Headquartered in Baton Rouge, Louisiana, Marucci is a leading manufacturer and distributor of baseball and softball equipment. Founded in 2009, Marucci currently employs 230 employees across its brands and its product portfolio includes wood and metal bats, apparel and accessories, batting and fielding gloves and bags and protective gear. Over the past decade, hundreds of Big League players have selected Marucci products, making Marucci the most popular bats in baseball. Marucci achieved approximately $14 - $15 million of adjusted EBITDA for the trailing twelve month period ending December 31, 2019. The Company estimates capital expenditures for the year ended December 31, 2020 subsequent to the closing to be less than $1 million.

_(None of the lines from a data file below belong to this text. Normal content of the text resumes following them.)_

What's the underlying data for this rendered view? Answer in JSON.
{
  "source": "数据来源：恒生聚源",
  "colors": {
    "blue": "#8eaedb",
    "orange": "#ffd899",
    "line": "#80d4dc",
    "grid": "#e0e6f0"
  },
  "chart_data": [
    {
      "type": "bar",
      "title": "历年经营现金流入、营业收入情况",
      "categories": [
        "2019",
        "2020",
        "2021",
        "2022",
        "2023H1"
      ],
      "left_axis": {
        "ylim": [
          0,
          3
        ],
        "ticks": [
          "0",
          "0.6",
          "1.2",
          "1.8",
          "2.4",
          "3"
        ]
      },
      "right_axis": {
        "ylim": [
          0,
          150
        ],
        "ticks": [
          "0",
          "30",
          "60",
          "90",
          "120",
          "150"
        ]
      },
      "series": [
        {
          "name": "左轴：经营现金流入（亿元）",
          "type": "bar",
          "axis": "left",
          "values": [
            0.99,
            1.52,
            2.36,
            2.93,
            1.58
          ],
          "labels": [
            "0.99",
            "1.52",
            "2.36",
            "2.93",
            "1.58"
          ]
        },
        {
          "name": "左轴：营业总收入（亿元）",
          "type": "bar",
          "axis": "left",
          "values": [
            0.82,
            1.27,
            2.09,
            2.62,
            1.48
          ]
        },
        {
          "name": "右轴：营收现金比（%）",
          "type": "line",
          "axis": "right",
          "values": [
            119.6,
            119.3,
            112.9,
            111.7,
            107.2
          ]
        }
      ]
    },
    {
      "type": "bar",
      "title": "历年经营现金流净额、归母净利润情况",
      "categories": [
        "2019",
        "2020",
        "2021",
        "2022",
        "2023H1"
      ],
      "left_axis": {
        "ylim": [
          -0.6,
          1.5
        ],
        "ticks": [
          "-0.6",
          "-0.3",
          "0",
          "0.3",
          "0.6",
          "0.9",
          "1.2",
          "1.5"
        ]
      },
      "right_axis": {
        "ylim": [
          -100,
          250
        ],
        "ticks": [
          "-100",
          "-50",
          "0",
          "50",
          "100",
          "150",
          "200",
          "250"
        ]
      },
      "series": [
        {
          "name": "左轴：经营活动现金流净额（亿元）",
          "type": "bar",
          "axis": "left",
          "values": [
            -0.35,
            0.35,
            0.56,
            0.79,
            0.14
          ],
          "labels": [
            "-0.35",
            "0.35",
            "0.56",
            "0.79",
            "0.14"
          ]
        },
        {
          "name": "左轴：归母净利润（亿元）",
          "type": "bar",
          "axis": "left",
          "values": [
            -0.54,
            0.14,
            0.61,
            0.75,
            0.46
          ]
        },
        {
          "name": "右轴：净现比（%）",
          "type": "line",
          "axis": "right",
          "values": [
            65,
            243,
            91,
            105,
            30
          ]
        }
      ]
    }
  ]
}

The Merger Agreement contains customary representations, warranties and covenants. The Merger Agreement also provides certain indemnification rights and, at closing, Buyer will have obtained representation and warranty insurance which will provide coverage for breaches of certain representation and warranties contained in the Merger Agreement, subject to deductibles and certain other terms and conditions. Concurrently with the execution of the Merger Agreement, the Company executed and delivered a guaranty to Marucci guaranteeing Buyer’s obligations under the Merger Agreement.
Each party’s obligation to consummate the Merger Agreement is subject to certain conditions, including, but not limited to (i) subject to certain exceptions, the accuracy of the representations and warranties of the other party, (ii) performance in all material respects by the other party of its covenants and agreements, (iii) the absence of any law or order issued by any governmental authority preventing consummation of the Merger and (iv) the expiration or termination of all applicable waiting periods under the Hart-Scott-Rodino Antitrust Improvements Act of 1976, as amended. The Merger is expected to close within the next 45 days, but there can be no assurances that all of the conditions to closing will be satisfied.
The foregoing brief description of the Merger Agreement is not meant to be exhaustive and is qualified in its entirety by the Merger Agreement itself, which is attached hereto as Exhibit 99.1 to this Current Report on Form 8-K.
On March 9, 2020, the Company issued a Press Release announcing the execution of the Merger Agreement. A copy of the Press Release is filed as Exhibit 99.2 to this Current Report on Form 8-K.